A Tombstone for a Hearth

In September 1930, plumber John Cumming was employed to carry out drainage works along Post Office Lane in Geraldton. He had excavated eighteen inches below the surface when he came across part of a tombstone – the rounded upper portion and half of the right side.

The inscription on it was legible, but missing parts of the tombstone meant that the writing was fragmented. Piecing together the words, it was assumed to read:

Sacred to the memory of Caroline Dow, born November 16, 1861, died (date missing) 1863, only child of her parents.

Geraldton Guardian and Express (WA : 1929 – 1947); 20 September 1930; Page 2; An Old Tombstone

It was a mystery why there was a tombstone in the middle of town. In the 1860s, the European population of Geraldton was small. Most people could only speculate as to how it got there. Some wondered if a cemetery once existed in the area while others thought the headstone was carted and dumped there years ago.

The story was printed in the Geraldton Guardian and Express, and they ended it with a call out to older residents, hoping they might have some answers to their questions. They didn’t have to wait long. Metropolitan newspapers printed articles about the tombstone, which caught the attention of Hugh Dow, who, at the time, was living at 89 Smith Street in Perth. He provided more details a few weeks later.

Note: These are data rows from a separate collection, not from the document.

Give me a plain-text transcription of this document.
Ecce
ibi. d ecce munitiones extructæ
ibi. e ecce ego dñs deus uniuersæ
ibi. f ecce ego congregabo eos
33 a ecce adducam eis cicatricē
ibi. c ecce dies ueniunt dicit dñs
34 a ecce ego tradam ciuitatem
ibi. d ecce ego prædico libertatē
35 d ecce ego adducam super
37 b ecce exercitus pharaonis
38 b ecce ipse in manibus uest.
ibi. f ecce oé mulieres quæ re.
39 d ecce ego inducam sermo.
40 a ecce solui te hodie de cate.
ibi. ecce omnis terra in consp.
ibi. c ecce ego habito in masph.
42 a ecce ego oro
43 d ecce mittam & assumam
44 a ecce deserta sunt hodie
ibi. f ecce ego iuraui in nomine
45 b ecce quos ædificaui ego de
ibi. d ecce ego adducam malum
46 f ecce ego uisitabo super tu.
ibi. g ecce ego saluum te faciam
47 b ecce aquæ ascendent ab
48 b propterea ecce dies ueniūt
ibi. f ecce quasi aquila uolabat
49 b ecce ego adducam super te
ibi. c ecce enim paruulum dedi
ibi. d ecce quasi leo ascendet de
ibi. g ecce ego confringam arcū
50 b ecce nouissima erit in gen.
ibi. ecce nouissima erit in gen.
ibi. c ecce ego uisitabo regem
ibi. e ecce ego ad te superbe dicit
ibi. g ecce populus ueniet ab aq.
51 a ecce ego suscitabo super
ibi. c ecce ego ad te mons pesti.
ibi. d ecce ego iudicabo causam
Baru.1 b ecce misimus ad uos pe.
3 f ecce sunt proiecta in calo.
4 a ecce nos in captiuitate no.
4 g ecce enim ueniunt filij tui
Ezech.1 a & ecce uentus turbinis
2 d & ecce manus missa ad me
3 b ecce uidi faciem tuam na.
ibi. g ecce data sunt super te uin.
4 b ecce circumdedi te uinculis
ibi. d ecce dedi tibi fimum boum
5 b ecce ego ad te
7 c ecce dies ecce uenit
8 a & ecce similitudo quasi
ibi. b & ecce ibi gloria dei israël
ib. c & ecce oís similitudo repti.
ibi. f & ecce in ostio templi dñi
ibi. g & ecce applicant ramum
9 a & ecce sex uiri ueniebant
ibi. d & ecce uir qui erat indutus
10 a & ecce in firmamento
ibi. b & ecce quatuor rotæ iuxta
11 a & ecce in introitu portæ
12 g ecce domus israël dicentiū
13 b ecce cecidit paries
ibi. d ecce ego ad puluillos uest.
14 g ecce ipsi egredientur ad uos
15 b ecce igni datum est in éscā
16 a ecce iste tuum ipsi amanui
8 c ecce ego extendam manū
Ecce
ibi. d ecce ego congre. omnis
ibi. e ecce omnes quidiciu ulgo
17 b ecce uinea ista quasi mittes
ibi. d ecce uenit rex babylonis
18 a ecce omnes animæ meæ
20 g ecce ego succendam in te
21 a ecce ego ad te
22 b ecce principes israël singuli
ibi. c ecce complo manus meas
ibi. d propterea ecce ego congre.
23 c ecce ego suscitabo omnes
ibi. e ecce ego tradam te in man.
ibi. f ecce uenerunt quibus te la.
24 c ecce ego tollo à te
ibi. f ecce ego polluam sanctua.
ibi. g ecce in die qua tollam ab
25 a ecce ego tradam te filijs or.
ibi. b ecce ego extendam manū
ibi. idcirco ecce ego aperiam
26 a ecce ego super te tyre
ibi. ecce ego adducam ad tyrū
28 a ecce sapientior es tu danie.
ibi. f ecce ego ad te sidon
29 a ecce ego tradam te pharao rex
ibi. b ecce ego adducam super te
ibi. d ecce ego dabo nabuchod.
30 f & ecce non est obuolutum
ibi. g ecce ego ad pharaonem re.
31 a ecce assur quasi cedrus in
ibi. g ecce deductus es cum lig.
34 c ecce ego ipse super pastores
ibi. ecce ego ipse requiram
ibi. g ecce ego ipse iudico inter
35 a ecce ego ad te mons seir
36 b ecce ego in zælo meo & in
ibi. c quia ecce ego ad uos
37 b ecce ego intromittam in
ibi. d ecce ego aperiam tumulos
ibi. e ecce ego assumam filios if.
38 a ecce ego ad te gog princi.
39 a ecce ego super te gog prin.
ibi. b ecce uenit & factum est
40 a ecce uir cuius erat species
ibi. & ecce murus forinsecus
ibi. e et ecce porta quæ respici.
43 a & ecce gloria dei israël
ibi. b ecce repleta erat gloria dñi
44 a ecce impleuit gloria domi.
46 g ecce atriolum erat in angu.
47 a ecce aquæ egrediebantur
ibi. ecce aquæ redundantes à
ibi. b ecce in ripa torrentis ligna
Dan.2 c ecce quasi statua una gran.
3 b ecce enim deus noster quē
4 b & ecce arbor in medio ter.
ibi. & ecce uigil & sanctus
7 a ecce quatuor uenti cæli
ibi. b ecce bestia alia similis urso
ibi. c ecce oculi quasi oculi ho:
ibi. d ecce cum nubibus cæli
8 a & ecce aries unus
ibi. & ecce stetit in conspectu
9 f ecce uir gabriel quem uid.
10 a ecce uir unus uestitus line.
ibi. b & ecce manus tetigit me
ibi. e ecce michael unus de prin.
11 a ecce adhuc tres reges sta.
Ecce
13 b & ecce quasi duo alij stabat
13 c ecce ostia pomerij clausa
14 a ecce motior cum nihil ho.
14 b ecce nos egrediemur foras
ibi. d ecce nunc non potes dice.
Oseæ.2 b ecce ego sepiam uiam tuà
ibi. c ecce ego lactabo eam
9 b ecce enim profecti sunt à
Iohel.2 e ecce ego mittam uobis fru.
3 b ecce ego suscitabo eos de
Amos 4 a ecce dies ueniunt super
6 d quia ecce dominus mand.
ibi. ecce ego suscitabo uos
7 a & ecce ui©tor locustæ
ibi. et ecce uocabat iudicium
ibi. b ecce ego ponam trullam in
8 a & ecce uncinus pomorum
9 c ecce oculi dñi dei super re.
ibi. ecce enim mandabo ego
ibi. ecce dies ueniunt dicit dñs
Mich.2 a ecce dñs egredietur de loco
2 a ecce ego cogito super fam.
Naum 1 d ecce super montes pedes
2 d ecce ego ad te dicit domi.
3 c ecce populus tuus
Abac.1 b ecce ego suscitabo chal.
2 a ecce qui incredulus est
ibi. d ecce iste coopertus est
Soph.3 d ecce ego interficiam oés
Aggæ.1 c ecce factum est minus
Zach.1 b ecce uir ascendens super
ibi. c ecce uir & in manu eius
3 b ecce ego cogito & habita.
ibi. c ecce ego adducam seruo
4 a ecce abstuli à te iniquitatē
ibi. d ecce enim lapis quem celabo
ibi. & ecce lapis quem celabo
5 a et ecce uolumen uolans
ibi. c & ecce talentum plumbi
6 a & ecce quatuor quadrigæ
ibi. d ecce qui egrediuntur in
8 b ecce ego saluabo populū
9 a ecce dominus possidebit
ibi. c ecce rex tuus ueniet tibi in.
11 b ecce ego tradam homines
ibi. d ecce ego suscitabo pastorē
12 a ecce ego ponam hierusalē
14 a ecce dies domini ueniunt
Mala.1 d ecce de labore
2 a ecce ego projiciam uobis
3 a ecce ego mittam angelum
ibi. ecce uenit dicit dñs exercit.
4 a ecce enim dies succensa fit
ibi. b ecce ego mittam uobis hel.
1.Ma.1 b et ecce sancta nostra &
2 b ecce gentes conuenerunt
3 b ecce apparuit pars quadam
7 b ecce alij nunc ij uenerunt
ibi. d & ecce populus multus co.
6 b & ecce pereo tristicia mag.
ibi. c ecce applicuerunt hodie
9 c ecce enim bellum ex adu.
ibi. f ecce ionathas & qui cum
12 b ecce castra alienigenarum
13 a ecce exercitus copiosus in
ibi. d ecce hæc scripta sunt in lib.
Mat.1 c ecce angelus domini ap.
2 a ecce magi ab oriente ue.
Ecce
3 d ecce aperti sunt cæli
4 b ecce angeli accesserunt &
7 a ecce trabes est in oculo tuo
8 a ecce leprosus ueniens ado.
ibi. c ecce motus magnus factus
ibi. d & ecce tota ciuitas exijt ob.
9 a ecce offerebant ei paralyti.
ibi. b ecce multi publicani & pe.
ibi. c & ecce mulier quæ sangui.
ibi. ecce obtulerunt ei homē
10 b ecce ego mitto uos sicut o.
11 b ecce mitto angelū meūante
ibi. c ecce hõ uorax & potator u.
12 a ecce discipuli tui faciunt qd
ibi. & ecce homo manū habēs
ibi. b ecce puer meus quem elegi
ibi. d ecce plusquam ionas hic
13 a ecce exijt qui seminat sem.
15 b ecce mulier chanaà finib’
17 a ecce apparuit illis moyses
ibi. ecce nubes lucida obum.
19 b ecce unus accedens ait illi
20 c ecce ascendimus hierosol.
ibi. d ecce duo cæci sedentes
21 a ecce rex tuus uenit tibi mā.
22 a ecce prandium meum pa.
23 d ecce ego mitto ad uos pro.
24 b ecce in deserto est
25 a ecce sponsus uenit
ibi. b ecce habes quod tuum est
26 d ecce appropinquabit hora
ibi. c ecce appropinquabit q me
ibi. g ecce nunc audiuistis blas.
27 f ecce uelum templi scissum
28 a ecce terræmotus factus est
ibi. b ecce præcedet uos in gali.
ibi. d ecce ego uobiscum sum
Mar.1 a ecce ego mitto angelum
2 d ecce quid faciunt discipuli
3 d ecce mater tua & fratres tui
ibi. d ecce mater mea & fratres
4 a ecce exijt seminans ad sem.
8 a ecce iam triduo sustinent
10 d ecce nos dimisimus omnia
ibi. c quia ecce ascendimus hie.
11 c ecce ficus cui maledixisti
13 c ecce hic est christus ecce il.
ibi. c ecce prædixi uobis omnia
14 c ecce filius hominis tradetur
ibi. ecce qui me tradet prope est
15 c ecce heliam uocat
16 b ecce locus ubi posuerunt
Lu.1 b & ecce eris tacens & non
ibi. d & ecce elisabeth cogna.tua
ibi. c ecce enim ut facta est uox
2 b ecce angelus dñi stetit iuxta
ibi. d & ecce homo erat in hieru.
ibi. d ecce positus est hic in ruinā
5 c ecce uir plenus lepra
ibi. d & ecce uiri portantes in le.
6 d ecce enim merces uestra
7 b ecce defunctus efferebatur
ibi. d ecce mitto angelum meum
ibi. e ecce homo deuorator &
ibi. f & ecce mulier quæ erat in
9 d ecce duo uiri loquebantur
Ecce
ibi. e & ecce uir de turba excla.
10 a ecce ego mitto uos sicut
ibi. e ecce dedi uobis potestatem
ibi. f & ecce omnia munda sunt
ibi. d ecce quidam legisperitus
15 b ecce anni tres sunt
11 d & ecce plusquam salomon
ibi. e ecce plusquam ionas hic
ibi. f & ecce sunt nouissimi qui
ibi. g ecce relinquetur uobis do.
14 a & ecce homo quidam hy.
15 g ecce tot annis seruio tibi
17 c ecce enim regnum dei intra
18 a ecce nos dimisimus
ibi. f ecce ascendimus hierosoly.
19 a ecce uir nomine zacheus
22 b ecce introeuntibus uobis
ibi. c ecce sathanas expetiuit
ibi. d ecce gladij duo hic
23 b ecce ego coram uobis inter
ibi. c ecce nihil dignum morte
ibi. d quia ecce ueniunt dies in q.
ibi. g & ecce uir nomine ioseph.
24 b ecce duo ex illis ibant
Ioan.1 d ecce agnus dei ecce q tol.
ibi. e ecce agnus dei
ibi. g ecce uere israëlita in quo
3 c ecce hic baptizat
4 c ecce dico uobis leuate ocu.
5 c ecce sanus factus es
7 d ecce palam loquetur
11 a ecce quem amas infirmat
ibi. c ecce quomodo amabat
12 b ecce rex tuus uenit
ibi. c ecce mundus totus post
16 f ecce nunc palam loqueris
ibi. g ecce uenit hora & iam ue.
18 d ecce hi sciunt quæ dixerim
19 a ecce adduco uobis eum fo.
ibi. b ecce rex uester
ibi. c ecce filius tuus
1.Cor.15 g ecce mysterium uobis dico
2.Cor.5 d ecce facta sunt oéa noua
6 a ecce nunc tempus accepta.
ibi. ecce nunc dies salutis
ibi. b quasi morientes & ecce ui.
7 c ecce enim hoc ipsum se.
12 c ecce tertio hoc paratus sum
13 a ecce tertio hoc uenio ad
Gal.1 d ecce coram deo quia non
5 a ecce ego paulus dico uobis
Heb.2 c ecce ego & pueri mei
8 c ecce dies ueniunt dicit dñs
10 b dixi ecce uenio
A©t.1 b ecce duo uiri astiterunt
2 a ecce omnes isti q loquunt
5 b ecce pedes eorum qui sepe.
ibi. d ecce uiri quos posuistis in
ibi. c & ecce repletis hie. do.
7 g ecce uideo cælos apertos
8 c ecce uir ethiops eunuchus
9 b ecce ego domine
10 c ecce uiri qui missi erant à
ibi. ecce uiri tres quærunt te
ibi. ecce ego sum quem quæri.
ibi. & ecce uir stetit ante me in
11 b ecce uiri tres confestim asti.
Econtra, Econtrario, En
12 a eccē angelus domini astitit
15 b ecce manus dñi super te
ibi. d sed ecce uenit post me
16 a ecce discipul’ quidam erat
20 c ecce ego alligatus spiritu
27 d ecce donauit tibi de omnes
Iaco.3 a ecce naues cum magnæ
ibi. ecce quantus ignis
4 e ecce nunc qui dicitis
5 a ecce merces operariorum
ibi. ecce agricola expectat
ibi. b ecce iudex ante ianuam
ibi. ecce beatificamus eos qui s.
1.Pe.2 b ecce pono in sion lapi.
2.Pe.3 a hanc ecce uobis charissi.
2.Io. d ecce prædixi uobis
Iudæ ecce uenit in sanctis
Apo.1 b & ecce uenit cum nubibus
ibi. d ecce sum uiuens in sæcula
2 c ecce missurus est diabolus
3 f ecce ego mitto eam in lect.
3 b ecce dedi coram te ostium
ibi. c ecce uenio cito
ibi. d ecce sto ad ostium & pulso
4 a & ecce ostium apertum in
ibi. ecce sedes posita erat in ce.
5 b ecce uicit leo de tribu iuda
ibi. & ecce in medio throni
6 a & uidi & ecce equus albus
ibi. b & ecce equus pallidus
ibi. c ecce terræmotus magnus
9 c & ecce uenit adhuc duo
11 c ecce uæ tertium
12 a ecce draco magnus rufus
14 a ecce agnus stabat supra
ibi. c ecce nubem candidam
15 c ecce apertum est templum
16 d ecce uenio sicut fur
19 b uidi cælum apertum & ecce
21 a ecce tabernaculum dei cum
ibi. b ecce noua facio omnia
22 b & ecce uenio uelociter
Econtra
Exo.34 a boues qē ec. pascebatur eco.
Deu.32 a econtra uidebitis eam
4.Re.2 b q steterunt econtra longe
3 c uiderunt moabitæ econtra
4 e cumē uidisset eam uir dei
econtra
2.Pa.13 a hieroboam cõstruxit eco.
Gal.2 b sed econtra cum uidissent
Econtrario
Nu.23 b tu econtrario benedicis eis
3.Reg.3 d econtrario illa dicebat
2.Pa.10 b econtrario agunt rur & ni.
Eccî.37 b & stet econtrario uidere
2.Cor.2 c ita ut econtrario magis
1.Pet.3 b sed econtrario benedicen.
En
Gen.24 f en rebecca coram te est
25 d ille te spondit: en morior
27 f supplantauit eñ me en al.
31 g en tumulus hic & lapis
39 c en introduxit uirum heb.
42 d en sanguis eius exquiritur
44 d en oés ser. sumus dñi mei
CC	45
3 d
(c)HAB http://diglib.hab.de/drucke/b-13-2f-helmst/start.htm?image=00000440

Hugh’s parents were Hugh Dow and Annie Solomon. His grandparents were James Dow and Bridget Toohey. It was his grandparents who owned property in Geraldton and lived in a house near Post Office Lane. Hugh recalled that his mother often talked about the house and that it had a room with a tombstone for a hearth. She also quoted the inscription, the same as what was printed in the paper.

Caroline Dow was the second child of James and Bridget. Her birth was registered in Geraldton in 1862 under the name of Agnes Caroline Dow. She died on 22 June 1863 and was buried in Geraldton Cemetery, which is today the Apex Pioneer Memorial Park.

James Dow was a convict who was born in approximately 1824. He was convicted in Scotland in 1848 for theft, and in 1851 was transported to Western Australia, aboard the Pyrenees. He received a Ticket of Leave the same year he arrived, which allowed him to seek his own work. By the mid-1850s he moved to the Geraldton district. In 1856 he and Bridget Toohey married. They had four children, two of whom died in infancy. One of those children was Agnes Caroline Dow.

James established a boarding house and was a shopkeeper in Geraldton. In 1861 he moved into larger premises and placed an advertisement in the newspaper. He thanked the public for their support and reassured them that he intended to sell “the best articles at the most reasonable prices…

Small profits and quick returns will be the plan of operations adopted by him. Grain of the forthcoming crop, and all kinds of colonial produce taken in barter. Saddle horses always on hire.

The Inquirer and Commercial News (Perth, WA : 1855 – 1901); 10 September 1862; Page 2; Advertising

While the mystery of the tombstone, the name on it, and why it was in the area was solved, no one could explain why it was used as a hearth. It is possible grief played a part in their decision. It was constructed for Caroline after she died, but then, a little over a year later, their third child, Walter, died.

James was also suffering from poor health. Two years after Caroline’s death, he advertised that he would be retiring from business solely due to his ill health. He appears to have started back up in late 1866 and early 1867, but his health problems continued. He died on 28 November 1869, at age 45 “after a long period of suffering.” He too was buried in Geraldton Cemetery, which today is the Apex Park.

After James’s death, Bridget ran the businesses until her death on 29 July 1893. She was likewise buried in Geraldton Cemetery (Apex Park). While the cemetery is now a park, some tombstones have survived and were relocated to a separate area. Among the records of those tombstones, there does not appear to be one for the Dow family. Of course, that doesn’t mean one didn’t exist at some point.

Apex Pioneer Memorial Park courtesy of Google.

While we can only speculate as to why the tombstone was not used for its intended purpose, we have a clearer idea as to how it came to be in Post Office Lane. It was presumed to have remained within the house as a hearth right up until the house was demolished. It was then simply buried amongst the rubble until John Cumming dug it up.